Beberapa saham yang direkomendasikan yakni saham PT Perusahaan Gas Negara Tbk (PGAS), PT Adaro Energy Tbk (ADRO), PT Timah Tbk (TINS), PT Aneka Tambang Tbk (ANTM), PT Vale Indonesia Tbk (INCO), PT AKR Corporindo Tbk (AKRA), PT Mayora Indah Tbk (MYOR), PT Unilever Indonesia Tbk (MYOR), dan PT Nippon Indosari Corporindo Tbk (ROTI).
Di sisi lain, bursa saham Amerika Serikat ditutup lebih tinggi pada Kamis waktu setempat (Jumat WIB), karena data ekonomi yang lemah meningkatkan ekspektasi investor tentang penurunan suku bunga lebih lanjut. Adapun the Fed masih berada di bawah tekanan dari Presiden AS Donald Trump yang terus meminta penurunan suku bunga lebih dalam.
Indeks Dow Jones Industrial Average naik sebanyak 122,42 poin atau 0,47 persen menjadi 26.201,04. Sedangkan S&P 500 naik sebanyak 23,02 poin atau 0,80 persen menjadi 2.910,63. Sementara indeks Nasdaq Composite naik 87,02 poin, atau 1,12 persen, menjadi 7.872,27.
Ekspektasi pasar untuk penurunan suku bunga acuan pada Oktober melonjak menjadi 90,3 persen dari 77 persen pada Rabu waktu setempat (Kamis WIB). Para analis mengatakan meningkatnya ekspektasi untuk penurunan suku bunga acuan terjadi setelah data ekonomi AS yang lemah.

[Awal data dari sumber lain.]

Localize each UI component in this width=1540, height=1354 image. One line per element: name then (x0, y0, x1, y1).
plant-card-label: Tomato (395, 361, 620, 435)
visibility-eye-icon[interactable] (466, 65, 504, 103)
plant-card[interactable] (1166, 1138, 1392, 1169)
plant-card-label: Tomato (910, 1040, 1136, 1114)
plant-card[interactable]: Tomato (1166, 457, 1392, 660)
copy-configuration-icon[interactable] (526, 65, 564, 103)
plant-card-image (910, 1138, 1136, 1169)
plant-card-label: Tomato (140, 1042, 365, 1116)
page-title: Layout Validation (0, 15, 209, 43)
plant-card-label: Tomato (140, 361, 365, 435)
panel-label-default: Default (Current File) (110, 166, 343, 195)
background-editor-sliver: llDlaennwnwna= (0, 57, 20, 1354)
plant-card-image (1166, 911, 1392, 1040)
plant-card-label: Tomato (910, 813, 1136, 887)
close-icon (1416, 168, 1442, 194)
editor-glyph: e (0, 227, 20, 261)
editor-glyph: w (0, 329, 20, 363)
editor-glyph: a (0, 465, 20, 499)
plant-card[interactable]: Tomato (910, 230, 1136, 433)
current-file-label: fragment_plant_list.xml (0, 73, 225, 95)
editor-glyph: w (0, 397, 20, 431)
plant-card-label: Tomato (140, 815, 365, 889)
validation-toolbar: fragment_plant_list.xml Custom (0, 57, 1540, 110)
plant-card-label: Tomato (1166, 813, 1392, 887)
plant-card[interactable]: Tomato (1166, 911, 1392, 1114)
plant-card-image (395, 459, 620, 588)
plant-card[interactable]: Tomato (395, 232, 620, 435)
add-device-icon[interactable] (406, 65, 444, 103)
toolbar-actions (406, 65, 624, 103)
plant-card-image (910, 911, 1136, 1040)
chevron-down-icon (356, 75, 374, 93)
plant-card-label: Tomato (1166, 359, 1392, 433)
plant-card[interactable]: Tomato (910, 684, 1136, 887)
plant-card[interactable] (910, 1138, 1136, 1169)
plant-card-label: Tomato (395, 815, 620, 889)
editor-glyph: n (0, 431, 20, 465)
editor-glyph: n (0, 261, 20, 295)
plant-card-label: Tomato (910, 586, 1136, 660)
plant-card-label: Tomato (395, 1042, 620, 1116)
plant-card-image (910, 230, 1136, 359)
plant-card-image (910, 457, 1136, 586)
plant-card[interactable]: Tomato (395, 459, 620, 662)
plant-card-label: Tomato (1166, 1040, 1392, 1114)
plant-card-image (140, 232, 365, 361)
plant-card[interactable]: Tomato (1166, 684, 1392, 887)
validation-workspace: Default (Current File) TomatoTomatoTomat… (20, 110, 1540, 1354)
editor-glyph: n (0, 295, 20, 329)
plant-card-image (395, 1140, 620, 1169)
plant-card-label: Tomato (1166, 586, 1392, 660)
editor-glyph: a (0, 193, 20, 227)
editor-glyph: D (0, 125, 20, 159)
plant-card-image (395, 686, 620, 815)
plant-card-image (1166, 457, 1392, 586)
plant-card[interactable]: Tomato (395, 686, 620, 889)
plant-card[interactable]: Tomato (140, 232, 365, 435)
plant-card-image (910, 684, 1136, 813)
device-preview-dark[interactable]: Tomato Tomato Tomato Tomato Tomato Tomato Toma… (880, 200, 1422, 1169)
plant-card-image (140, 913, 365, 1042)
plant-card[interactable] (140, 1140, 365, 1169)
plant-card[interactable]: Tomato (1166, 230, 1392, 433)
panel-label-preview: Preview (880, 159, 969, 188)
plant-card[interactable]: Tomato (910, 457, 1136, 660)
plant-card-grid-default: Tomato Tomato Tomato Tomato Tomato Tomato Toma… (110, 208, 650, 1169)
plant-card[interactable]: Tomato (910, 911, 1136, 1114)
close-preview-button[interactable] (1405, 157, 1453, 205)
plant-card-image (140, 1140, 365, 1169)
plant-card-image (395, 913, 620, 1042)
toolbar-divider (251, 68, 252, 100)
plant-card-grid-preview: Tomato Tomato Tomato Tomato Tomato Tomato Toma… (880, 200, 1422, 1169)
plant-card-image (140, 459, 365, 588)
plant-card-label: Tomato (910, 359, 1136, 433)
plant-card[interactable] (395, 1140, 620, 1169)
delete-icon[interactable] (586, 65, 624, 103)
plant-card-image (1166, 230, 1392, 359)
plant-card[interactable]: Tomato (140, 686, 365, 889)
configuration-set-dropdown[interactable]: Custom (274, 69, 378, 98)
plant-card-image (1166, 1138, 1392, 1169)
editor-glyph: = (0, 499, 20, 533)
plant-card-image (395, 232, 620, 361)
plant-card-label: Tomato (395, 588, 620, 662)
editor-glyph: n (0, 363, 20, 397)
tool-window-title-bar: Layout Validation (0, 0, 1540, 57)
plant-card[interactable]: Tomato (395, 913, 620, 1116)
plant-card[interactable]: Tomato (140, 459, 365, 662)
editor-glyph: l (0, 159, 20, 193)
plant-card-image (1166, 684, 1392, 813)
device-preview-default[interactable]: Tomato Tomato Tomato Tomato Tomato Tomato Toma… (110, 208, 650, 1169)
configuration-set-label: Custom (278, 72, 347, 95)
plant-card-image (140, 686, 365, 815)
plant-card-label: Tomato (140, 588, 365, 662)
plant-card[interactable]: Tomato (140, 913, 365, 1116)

Indeks non-manufaktur (NMI), yang mengukur kinerja sektor jasa, tercatat berada di level 52,6 persen pada September atau turun sebanyak 3,8 poin dari pembacaan Agustus, menurut Non-Manufacturing ISM Report on Business, terbaru. Angka pada Juli adalah 53,7 persen.